Does your partner respect you?
Respect comes in many forms. From keeping promises, keeping boundaries and accepting that you are a unique individual, these are just a few signs that your partner respects you. In a healthy relationship, you both respect the fact that the other person has their own interests, needs and life experiences that are separate from yours.
You don’t have to have everything in common to have a healthy relationship—but you do need to respect each other enough to work together when your personalities or backgrounds conflict.
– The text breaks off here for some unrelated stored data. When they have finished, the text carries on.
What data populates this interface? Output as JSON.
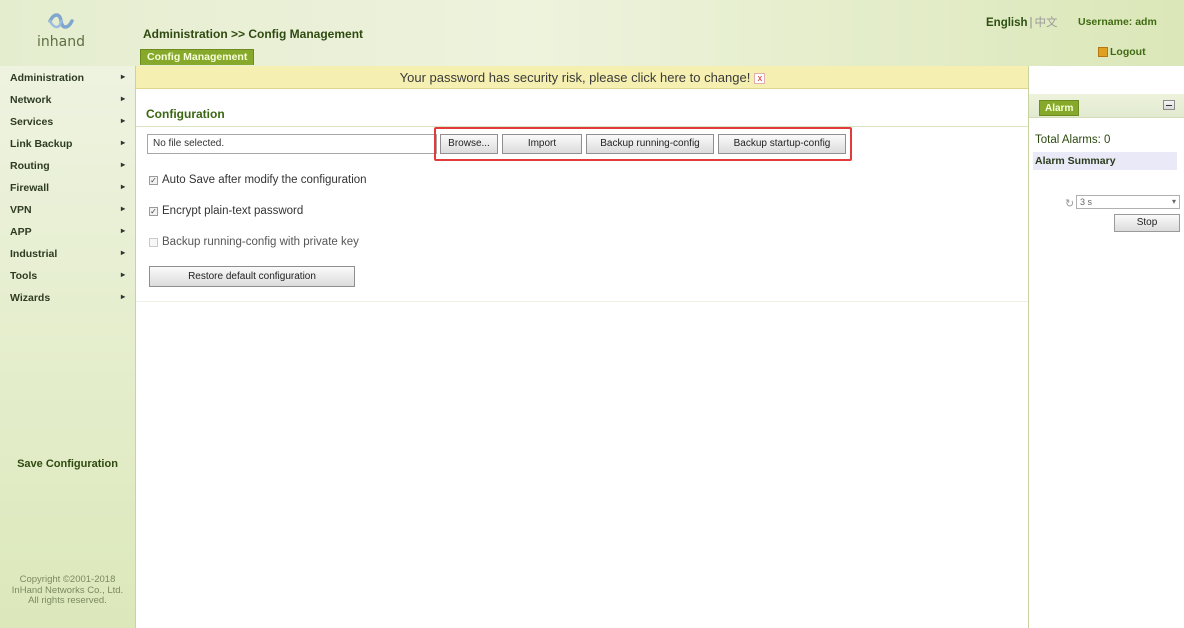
{
  "header": {
    "logo_text": "inhand",
    "breadcrumb": "Administration >> Config Management",
    "subtab": "Config Management",
    "lang_en": "English",
    "lang_sep": "|",
    "lang_zh": "中文",
    "username": "Username: adm",
    "logout": "Logout"
  },
  "sidebar": {
    "items": [
      {
        "label": "Administration"
      },
      {
        "label": "Network"
      },
      {
        "label": "Services"
      },
      {
        "label": "Link Backup"
      },
      {
        "label": "Routing"
      },
      {
        "label": "Firewall"
      },
      {
        "label": "VPN"
      },
      {
        "label": "APP"
      },
      {
        "label": "Industrial"
      },
      {
        "label": "Tools"
      },
      {
        "label": "Wizards"
      }
    ],
    "save_config": "Save Configuration",
    "copyright_1": "Copyright ©2001-2018",
    "copyright_2": "InHand Networks Co., Ltd.",
    "copyright_3": "All rights reserved."
  },
  "main": {
    "warning": "Your password has security risk, please click here to change!",
    "warning_close": "x",
    "section_title": "Configuration",
    "file_input_value": "No file selected.",
    "buttons": {
      "browse": "Browse...",
      "import": "Import",
      "backup_running": "Backup running-config",
      "backup_startup": "Backup startup-config",
      "restore": "Restore default configuration"
    },
    "checks": {
      "auto_save": {
        "label": "Auto Save after modify the configuration",
        "checked": true
      },
      "encrypt": {
        "label": "Encrypt plain-text password",
        "checked": true
      },
      "private_key": {
        "label": "Backup running-config with private key",
        "checked": false
      }
    }
  },
  "right_panel": {
    "tab": "Alarm",
    "total_alarms": "Total Alarms: 0",
    "alarm_summary": "Alarm Summary",
    "refresh_value": "3 s",
    "stop": "Stop"
  }
}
Does your partner trust you?
Trust in a relationship is a must for a relationship to be healthy. It might seem obvious, but it’s not—the definition of trust in a relationship is always changing. There are many situations which might spark temptations, jealousy or insecurity for partners. Instead of dismissing concerns that a partner raises, it’s helpful for each partner to pro-actively reassure one another with compassion rather than dismissiveness.
Couples should frequently reassure one another that they’re committed to the relationship. This is a bit different than when you trust a partner to keep their word.
Do you frequently communicate with each other?
Listening is just as important in a relationship as talking and as compromising, especially when you feel particularly strongly that you’re right.
It’s critical that both partners feel heard and understood first before they can move on to negotiating a compromise and or making a decision.
Do you work as a team?
Maybe you give your partner feedback on a run-through of their upcoming work presentation and they help you do the dishes even though they hate getting their hands dirty. While division of labour is necessary and inevitable, working (and playing) together improves relationships. In a healthy relationship, you feel your partner is also a great friend who enjoys sharing myriad life experiences with you, both the mundane and the exciting.
Is your sex life satisfying?
This is a tough one, and not just for the obvious reasons (fickle libido, anyone?). It’s important to note that some couples or partners don’t set sexuality as a priority for a partnership. However, if they do, it’s also important that they’re able to talk freely about their desires without fear of shaming, dismissive or disgusted reactions from their partner in response.